E, se é importante para os cidadãos trabalhadores lutar contra essa pulverização hoje, que práticas sociais da pirataria devemos procurar emular em nosso cotidiano, prática de micropolítica ou organização?

Marcus Rediker: Uma forma de pensar sobre o navio pirata é entender que ele era um modelo de e para os trabalhadores auto-organizados, diferentes dos conselhos de trabalhadores ou sovietes que sugiram mais adiante na história da classe trabalhadora. Trabalhadores assalariados e explorados se organizaram para criar um espaço de autonomia onde eles poderiam, como dizia um pirata, ser “donos da escolha” do modo de organizar suas vidas. Numa época em que os pobres não tinham qualquer direito democrático (início dos 1700s), eles elegiam seus representantes e limitavam seus poderes. Em uma época de desigualdade extrema, eles dividiam saques e recursos de uma forma surpreendentemente igualitária.

Essas práticas eram ataques diretos e subversivos à maneira como os navios mercantes e militares operavam – e as classes dominantes do Atlântico imediatamente as compreenderam dessa forma. Em retaliação, a classe dominante enforcou centenas de piratas e prendeu seus corpos em correntes na entrada marítima de cidades portuárias em uma tentativa deliberada de amedrontar marinheiros comuns e desencorajá-los a aderir à pirataria quando seus navios fossem capturados no mar. Foi uma campanha consciente para pulverizar o espaço de autonomia coletiva que os piratas haviam criado.

Os piratas tinham muitas ideias boas sobre como criar uma ordem social alternativa.
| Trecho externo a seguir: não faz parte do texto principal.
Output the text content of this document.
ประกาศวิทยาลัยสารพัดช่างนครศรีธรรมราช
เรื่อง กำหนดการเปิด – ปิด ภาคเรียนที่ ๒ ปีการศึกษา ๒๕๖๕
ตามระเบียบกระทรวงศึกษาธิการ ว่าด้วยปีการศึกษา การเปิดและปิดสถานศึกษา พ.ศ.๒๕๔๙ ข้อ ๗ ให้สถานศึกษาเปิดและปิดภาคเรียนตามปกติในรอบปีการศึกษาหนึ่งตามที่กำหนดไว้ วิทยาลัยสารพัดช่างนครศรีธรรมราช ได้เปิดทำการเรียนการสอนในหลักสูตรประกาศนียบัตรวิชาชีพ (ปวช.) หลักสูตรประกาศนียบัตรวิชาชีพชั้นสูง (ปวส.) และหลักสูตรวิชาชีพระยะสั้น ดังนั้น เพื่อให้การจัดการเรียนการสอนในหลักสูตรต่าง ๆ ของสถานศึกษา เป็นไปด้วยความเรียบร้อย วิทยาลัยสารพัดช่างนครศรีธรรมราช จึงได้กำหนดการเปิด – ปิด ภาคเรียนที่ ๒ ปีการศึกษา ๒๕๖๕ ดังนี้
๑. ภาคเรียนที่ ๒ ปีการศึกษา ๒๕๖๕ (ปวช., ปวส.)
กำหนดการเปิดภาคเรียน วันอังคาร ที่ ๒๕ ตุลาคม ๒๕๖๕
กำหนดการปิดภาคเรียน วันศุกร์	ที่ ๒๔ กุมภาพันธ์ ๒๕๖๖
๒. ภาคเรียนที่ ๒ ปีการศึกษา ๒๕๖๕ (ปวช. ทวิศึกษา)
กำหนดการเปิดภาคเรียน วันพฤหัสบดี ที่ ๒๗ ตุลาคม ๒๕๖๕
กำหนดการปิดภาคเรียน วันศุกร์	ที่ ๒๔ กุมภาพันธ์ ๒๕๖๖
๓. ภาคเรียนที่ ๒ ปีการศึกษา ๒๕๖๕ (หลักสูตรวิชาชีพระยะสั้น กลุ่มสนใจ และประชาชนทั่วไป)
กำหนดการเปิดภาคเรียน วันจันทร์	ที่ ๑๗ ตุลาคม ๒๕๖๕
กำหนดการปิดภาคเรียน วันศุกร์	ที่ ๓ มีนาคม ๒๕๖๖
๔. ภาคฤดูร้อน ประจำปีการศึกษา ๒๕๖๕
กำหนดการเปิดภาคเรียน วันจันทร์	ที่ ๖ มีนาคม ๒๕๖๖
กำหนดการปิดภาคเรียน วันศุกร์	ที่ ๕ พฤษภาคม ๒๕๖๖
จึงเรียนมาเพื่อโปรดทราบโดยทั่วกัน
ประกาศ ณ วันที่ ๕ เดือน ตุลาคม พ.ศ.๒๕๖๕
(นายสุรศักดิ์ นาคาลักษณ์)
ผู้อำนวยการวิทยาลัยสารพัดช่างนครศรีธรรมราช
Os leitores podem encontrá-las no meu livro Villainsof All Nations: AtlanticPirates in the Golden Age (2004) [Vilões de Todas As Nações: Piratas Atlânticos da Era de Ouro]. Eles praticavam a democracia e a igualdade conforme mencionei antes. Criaram um executivo duplo, estabelecendo o contramestre como detentor de poder equivalente ao capitão (que também era eleito) e encarregado de vigiá-lo para evitar abusos de poder. O contramestre, geralmente o homem mais confiável a bordo, era uma espécie de “tribuno da plebe”.
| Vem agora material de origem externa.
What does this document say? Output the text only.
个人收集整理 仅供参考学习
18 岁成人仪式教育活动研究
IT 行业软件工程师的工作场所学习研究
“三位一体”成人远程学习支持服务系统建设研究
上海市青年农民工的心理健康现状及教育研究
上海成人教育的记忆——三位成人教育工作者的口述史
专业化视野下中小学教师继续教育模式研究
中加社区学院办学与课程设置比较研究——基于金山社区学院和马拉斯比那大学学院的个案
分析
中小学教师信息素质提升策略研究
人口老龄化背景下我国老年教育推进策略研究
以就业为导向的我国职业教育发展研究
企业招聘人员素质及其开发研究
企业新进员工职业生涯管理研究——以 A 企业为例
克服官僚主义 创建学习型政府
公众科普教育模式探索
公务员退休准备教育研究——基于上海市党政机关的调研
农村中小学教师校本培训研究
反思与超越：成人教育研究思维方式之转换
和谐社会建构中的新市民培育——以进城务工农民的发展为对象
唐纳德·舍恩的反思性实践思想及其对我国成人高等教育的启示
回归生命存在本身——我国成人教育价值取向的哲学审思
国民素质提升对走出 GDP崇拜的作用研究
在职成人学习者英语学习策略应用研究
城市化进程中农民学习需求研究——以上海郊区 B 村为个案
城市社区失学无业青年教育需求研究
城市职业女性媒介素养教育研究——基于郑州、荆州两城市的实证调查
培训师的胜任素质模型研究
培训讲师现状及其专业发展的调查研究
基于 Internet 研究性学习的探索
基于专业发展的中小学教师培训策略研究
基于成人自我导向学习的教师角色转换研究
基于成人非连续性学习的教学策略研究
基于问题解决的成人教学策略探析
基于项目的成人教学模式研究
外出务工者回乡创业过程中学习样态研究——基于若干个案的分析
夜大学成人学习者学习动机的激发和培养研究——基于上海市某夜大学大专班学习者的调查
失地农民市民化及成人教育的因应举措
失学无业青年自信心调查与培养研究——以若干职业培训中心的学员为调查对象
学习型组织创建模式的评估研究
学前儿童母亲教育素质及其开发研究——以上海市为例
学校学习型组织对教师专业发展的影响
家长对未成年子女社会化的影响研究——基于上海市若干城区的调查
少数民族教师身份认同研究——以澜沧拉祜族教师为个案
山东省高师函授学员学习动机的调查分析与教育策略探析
Os piratas também construíram um estado de bem-estar social em miniatura a bordo dos navios para cuidar de todos os que se machucassem no exercício do trabalho. Praticavam a solidariedade liberando pessoas presas em trabalhos terríveis. Quando se preparavam para retornar ao mar após uma farra em celebração de alguma viagem bem-sucedida, eles liquidavam os contratos de servos e os convidavam para ir junto. Os piratas foram inovadores na longa história dos ideais democráticos e igualitários, mas seus nomes, ideias e práticas nunca aparecem nos livros de teoria política.

Asia Art Tours: Por fim, como a Hidra de Muitas Cabeças pode nos ajudar a repensar questões de classe e de protesto?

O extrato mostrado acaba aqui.